CM : Donc très concrètement quelle est votre mission auprès des Alumni, vous les détectez, vous leur proposez des programmes ?
Nous sommes le service ressource. Nous envoyons les étudiants en France, gérons les partenariats universitaires. Nous sommes donc en première ligne pour savoir qui sont les Alumni. Ces sont les services de coopération et d’action culturelle, et également l’Institut Français, qui gèrent ces dossiers en permanence. C’est donc nous qui sommes le plus à même de les identifier, c’est à nous que revient la charge de générer de futurs Alumni. Nous sommes au cœur de l’écosystème Alumni.

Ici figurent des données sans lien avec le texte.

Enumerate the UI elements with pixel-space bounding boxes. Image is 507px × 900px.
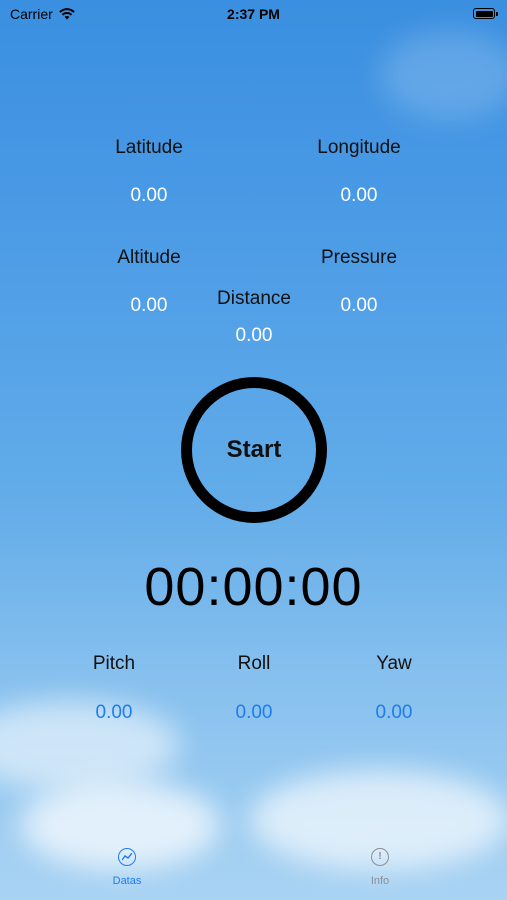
- distance-label: Distance: [217, 288, 291, 309]
- screen: Carrier 2:37 PM Latitude 0.00 Longitude …: [0, 0, 507, 900]
- yaw-label: Yaw: [376, 653, 412, 674]
- tab-info-label: Info: [370, 875, 390, 887]
- info-icon: !: [371, 848, 389, 866]
- latitude-value: 0.00: [130, 185, 168, 206]
- tab-info[interactable]: ! Info: [340, 848, 420, 887]
- distance-value: 0.00: [235, 325, 273, 346]
- pitch-value: 0.00: [95, 702, 133, 723]
- tab-datas-label: Datas: [112, 875, 142, 887]
- pressure-label: Pressure: [320, 247, 398, 268]
- roll-value: 0.00: [235, 702, 273, 723]
- yaw-value: 0.00: [375, 702, 413, 723]
- status-time: 2:37 PM: [227, 6, 280, 22]
- cloud-decoration: [380, 30, 507, 120]
- elapsed-timer: 00:00:00: [144, 557, 363, 617]
- start-button-label: Start: [226, 436, 282, 463]
- battery-icon: [473, 8, 498, 19]
- roll-label: Roll: [237, 653, 271, 674]
- altitude-label: Altitude: [117, 247, 181, 268]
- longitude-label: Longitude: [317, 137, 401, 158]
- status-bar: Carrier 2:37 PM: [0, 0, 507, 30]
- longitude-value: 0.00: [340, 185, 378, 206]
- tab-datas[interactable]: Datas: [87, 848, 167, 887]
- pitch-label: Pitch: [92, 653, 136, 674]
- start-button[interactable]: Start: [181, 377, 327, 523]
- tab-bar: Datas ! Info: [0, 838, 507, 900]
- chart-icon: [118, 848, 136, 866]
- latitude-label: Latitude: [115, 137, 183, 158]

Ensuite, concernant l’animation et la structuration, du réseau France Alumni, nous sommes en première ligne. La stratégie est définie avec l’Ambassade qui donne des impulsions, des instructions mais cela se fait en étroite collaboration avec les services de coopération et d’actions culturelle et l’Institut Français.
CM : Prenons un exemple pour illustrer… Je suis un jeune cambodgien, j’ai 16-17 ans, je viens de passer mon bac et je veux partir en France pour faire des études, est ce que là vous intervenez aussi ?
Nous allons d’abord vous conseiller en fonction de votre intention de préparer un master 1 ou un master 2 voire un doctorat… Nous avons d’abord un rôle de conseil et d’information : Les espaces Campus France sont aussi des endroits à partir duquel il est possible de recueillir tout type d’informations pour partir étudier en France. Même si c’est avant la préparation d’un master ou d’un doctorat qui sont des niveaux sur lesquels nous envoyons des boursiers.
CM : Je vais passer donc mon doctorat, je reviens ici 4 ou 5 ans après et là, quelle est votre possibilité d’intervention directe ?
D’abord du conseil et de l’orientation car nous avons les contacts avec les établissements supérieurs, avec l’opérateur Campus France et, nous connaissons bien les filières. Ensuite pour ceux qui le désirent, et qui ont des dossiers éligibles, il y a les Bourses du Gouvernement Français (BGF) mais également d’autres programmes (Bourses EIFFEL, DFMS/DFMA, etc.).
CM : Mais au niveau inférieur, vous n’intervenez pas ?
Quelqu’un qui a un bac ou un bac+2 et qui vient nous voir, nous l’informerons des possibilités qui lui sont offertes. Sur l’aide à la mobilité ou sur les bourses, nous intervenons après les niveaux de licence. Il y a des choix stratégiques pour nous mais aussi pour les autorités cambodgiennes. Aujourd’hui, par exemple le Ministère de l’éducation, de la jeunesse et des sports du Cambodge, cherche à former en priorité des doctorants. Donc, nous sommes dans une démarche de coopération et nous cofinançons d’ailleurs des bourses pour doctorants avec le MEJS.
CM : Il y a donc une politique globale…
Tout-à-fait, nous avons une réflexion globale, qui se traduit par ce qu’on appelle le plan d’action de l’Ambassade. Ce plan d’action est un document qui définit un certain nombre de d’indicateurs, de priorités et des actions très précises.
CM: Avez-vous beaucoup de de demande par rapport à l’offre ?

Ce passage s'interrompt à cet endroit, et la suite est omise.